There’s Jane (a ditzy Anna Louey), the eldest and apparently prettiest, headstrong Elizabeth (Elizabeth Brennan), emo Mary (Lauren Swain), Kitty (a gender-flipping Syd Brisbane), overlooked/despised by her mum, and perma-horny, soldier-stalking Lydia (Laura Aldous, a hoot).
That icky entailing means they’ll all be turfed out when daddy dearest carks it and the keys to Longbourn handed over to their distant cousin, Mr Collins (Brisbane again, extra supercilious). A creepy clergyman, he’s also our narrator and fully obsessed with being a man of “high value” who has zero intention of looking after the Bennet women.
Hence Mrs Bennet’s escape plan: marry off her most promising girls to the highest bidder, pretty much the only way for most women to achieve security back in the day. Which is why most of the show is staged on top of set designer Savanna Wegman’s magnificently tiered wedding cake, replete with oversized silver fork (genius).
Isn’t it all about Mr Darcy?
Calm down, Mr Omniscient, I’m getting there. Yes, that’s the bit of the plot everyone obsesses over.
Played with the requisite buttoned-up gruffness by James Jackson, Mr Darcy is despicably (to Elizabeth) wealthy and an alleged slum landlord, if you believe George Wickham (Swain again), a swaggering militia man into any woman he can get his hands on (Lydia says hi).
Lizzie’s an independent (though not financially) woman who’s dead set against marrying. She’s seen as something of a proto-feminist by Austen stans. Except, as anyone with even a passing knowledge of the text knows, her and Darcy rubbing each other up the wrong way is actually hectic suppressed passion.
The smart money’s on a much more amenable Jane being married off to Bingley (a gloriously goofy John Marc Desengano), Darcy’s also rich, though not as much, BBB (best business bro). Bingley’s stuck-up sister (Aldous eating the cake scenery) is spewing.
So it’s all about climbing the property ladder for social security?
Pretty much. For all Elizabeth pushes back, with Brennan a dab hand at deploying exasperated eyerolls, Bloomshed cannily underlines that the system always wins.
Which is why this run, opening so soon after budget night, is even banger on. Nothing really changes. It’s all just ineffectual tinkering at the margins.
Stacked with savvy stabs at the underwhelming size of the Bennet dowries and the boys’ club of inheritance, it skewers the salty fact that money equals power and that anyone can stand on you to get ahead via negative gearing and the like.
Astonishingly funny, Pride and Prejudice’s pot shots come thick and fast.

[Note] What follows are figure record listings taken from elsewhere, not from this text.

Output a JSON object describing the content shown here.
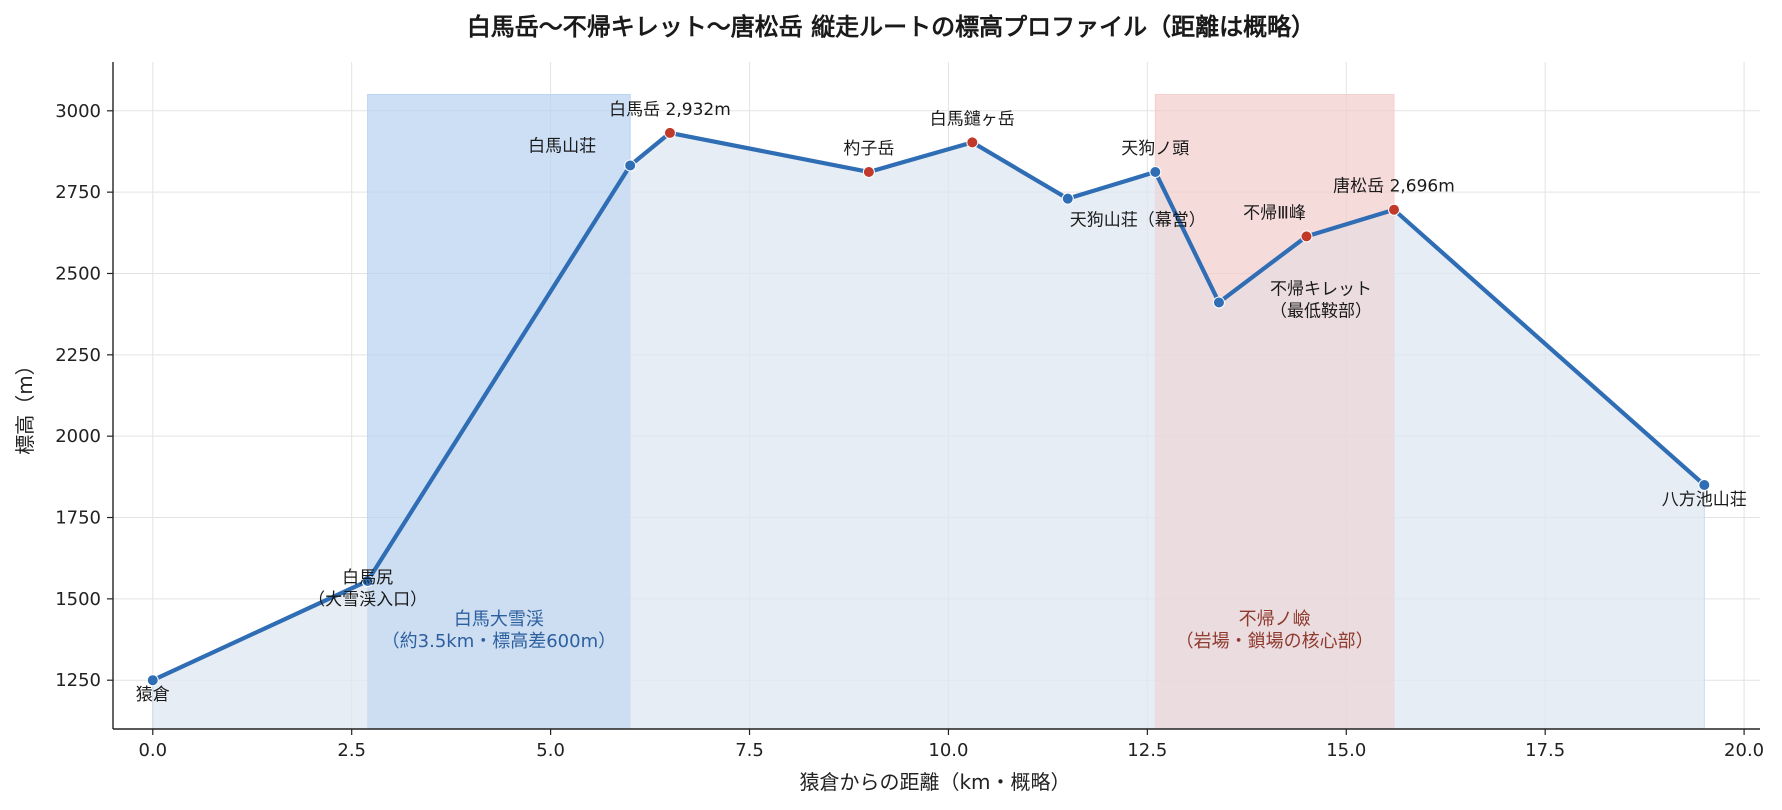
{
  "chart_data": {
    "type": "line",
    "title": "白馬岳〜不帰キレット〜唐松岳 縦走ルートの標高プロファイル（距離は概略）",
    "xlabel": "猿倉からの距離（km・概略）",
    "ylabel": "標高（m）",
    "xlim": [
      -0.5,
      20.2
    ],
    "ylim": [
      1100,
      3150
    ],
    "xticks": [
      0.0,
      2.5,
      5.0,
      7.5,
      10.0,
      12.5,
      15.0,
      17.5,
      20.0
    ],
    "xtick_labels": [
      "0.0",
      "2.5",
      "5.0",
      "7.5",
      "10.0",
      "12.5",
      "15.0",
      "17.5",
      "20.0"
    ],
    "yticks": [
      1250,
      1500,
      1750,
      2000,
      2250,
      2500,
      2750,
      3000
    ],
    "ytick_labels": [
      "1250",
      "1500",
      "1750",
      "2000",
      "2250",
      "2500",
      "2750",
      "3000"
    ],
    "grid": true,
    "line_color": "#2f6db5",
    "fill_color": "#dfe7f1",
    "points": [
      {
        "x": 0.0,
        "y": 1250,
        "label": "猿倉",
        "kind": "waypoint",
        "anchor": "below"
      },
      {
        "x": 2.7,
        "y": 1555,
        "label": "白馬尻\n（大雪渓入口）",
        "kind": "waypoint",
        "anchor": "at"
      },
      {
        "x": 6.0,
        "y": 2832,
        "label": "白馬山荘",
        "kind": "waypoint",
        "anchor": "left"
      },
      {
        "x": 6.5,
        "y": 2932,
        "label": "白馬岳 2,932m",
        "kind": "summit",
        "anchor": "above"
      },
      {
        "x": 9.0,
        "y": 2812,
        "label": "杓子岳",
        "kind": "summit",
        "anchor": "above"
      },
      {
        "x": 10.3,
        "y": 2903,
        "label": "白馬鑓ヶ岳",
        "kind": "summit",
        "anchor": "above"
      },
      {
        "x": 11.5,
        "y": 2730,
        "label": "天狗山荘（幕営）",
        "kind": "waypoint",
        "anchor": "below-right"
      },
      {
        "x": 12.6,
        "y": 2812,
        "label": "天狗ノ頭",
        "kind": "waypoint",
        "anchor": "above"
      },
      {
        "x": 13.4,
        "y": 2411,
        "label": "不帰キレット\n（最低鞍部）",
        "kind": "waypoint",
        "anchor": "right"
      },
      {
        "x": 14.5,
        "y": 2614,
        "label": "不帰Ⅲ峰",
        "kind": "summit",
        "anchor": "above-left"
      },
      {
        "x": 15.6,
        "y": 2696,
        "label": "唐松岳 2,696m",
        "kind": "summit",
        "anchor": "above"
      },
      {
        "x": 19.5,
        "y": 1850,
        "label": "八方池山荘",
        "kind": "waypoint",
        "anchor": "below"
      }
    ],
    "point_colors": {
      "waypoint": "#2f6db5",
      "summit": "#c0392b"
    },
    "bands": [
      {
        "x0": 2.7,
        "x1": 6.0,
        "y_top": 3050,
        "label": "白馬大雪渓\n（約3.5km・標高差600m）",
        "fill": "#b9d3f1",
        "label_color": "#2c5f9e",
        "label_y": 1420
      },
      {
        "x0": 12.6,
        "x1": 15.6,
        "y_top": 3050,
        "label": "不帰ノ嶮\n（岩場・鎖場の核心部）",
        "fill": "#f1cfcc",
        "label_color": "#8e3a2e",
        "label_y": 1420
      }
    ]
  }
}
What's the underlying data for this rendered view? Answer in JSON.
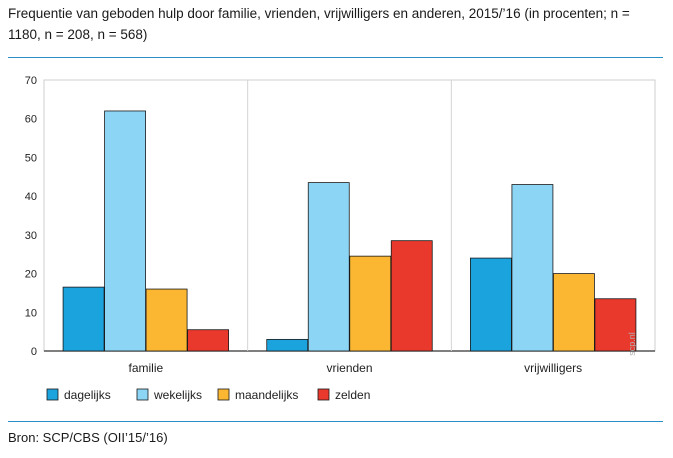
{
  "title": "Frequentie van geboden hulp door familie, vrienden, vrijwilligers en anderen, 2015/’16 (in procenten; n = 1180, n = 208, n = 568)",
  "source": "Bron: SCP/CBS (OII’15/’16)",
  "watermark": "scp.nl",
  "chart_data": {
    "type": "bar",
    "title": "Frequentie van geboden hulp door familie, vrienden, vrijwilligers en anderen, 2015/’16 (in procenten; n = 1180, n = 208, n = 568)",
    "categories": [
      "familie",
      "vrienden",
      "vrijwilligers"
    ],
    "series": [
      {
        "name": "dagelijks",
        "color": "#1aa3dd",
        "values": [
          16.5,
          3,
          24
        ]
      },
      {
        "name": "wekelijks",
        "color": "#8dd5f5",
        "values": [
          62,
          43.5,
          43
        ]
      },
      {
        "name": "maandelijks",
        "color": "#fbb731",
        "values": [
          16,
          24.5,
          20
        ]
      },
      {
        "name": "zelden",
        "color": "#e8392c",
        "values": [
          5.5,
          28.5,
          13.5
        ]
      }
    ],
    "yticks": [
      0,
      10,
      20,
      30,
      40,
      50,
      60,
      70
    ],
    "ylim": [
      0,
      70
    ],
    "xlabel": "",
    "ylabel": "",
    "grid": "vertical category separators",
    "legend_position": "bottom-left"
  }
}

Bloomshed’s brilliant minds admirably maintain Austen’s structure but bend it just enough out of shape to amplify her points, exacerbating how relevant they remain.
When the show does go deliberately off the rails, it does so gloriously. An explicitly Australian plot twist, wildly off-book, is as deliciously wicked as all the cake’s a stage. As is subverting the testostero-normativity by portraying Mary as a sapphic raven-and-gun-loving disruptor, though more could have been made of this point.
For all its madcap energy, arguably Pride and Prejudice’s most hilarious moment is delivered in near silence, as an awkward tea party at the imperious Lady Catherine de Bourgh’s (not spoiling who plays her) is strung out excruciatingly.
Thankfully, at a bracing 90 minutes, set to sound designer Justin Gardam’s pumped-up Regency beats, the show is not. While it could be a touch tighter in spots and more focused in its spray, it’s a tartly tasty treat.
Who will love Bloomshed’s Pride and Prejudice?
Austen fans who aren’t too precious about the sacred text, the have-nots who dream of getting ahead and the very rich who can smugly laugh at themselves and/or those wedged waaaaay below them.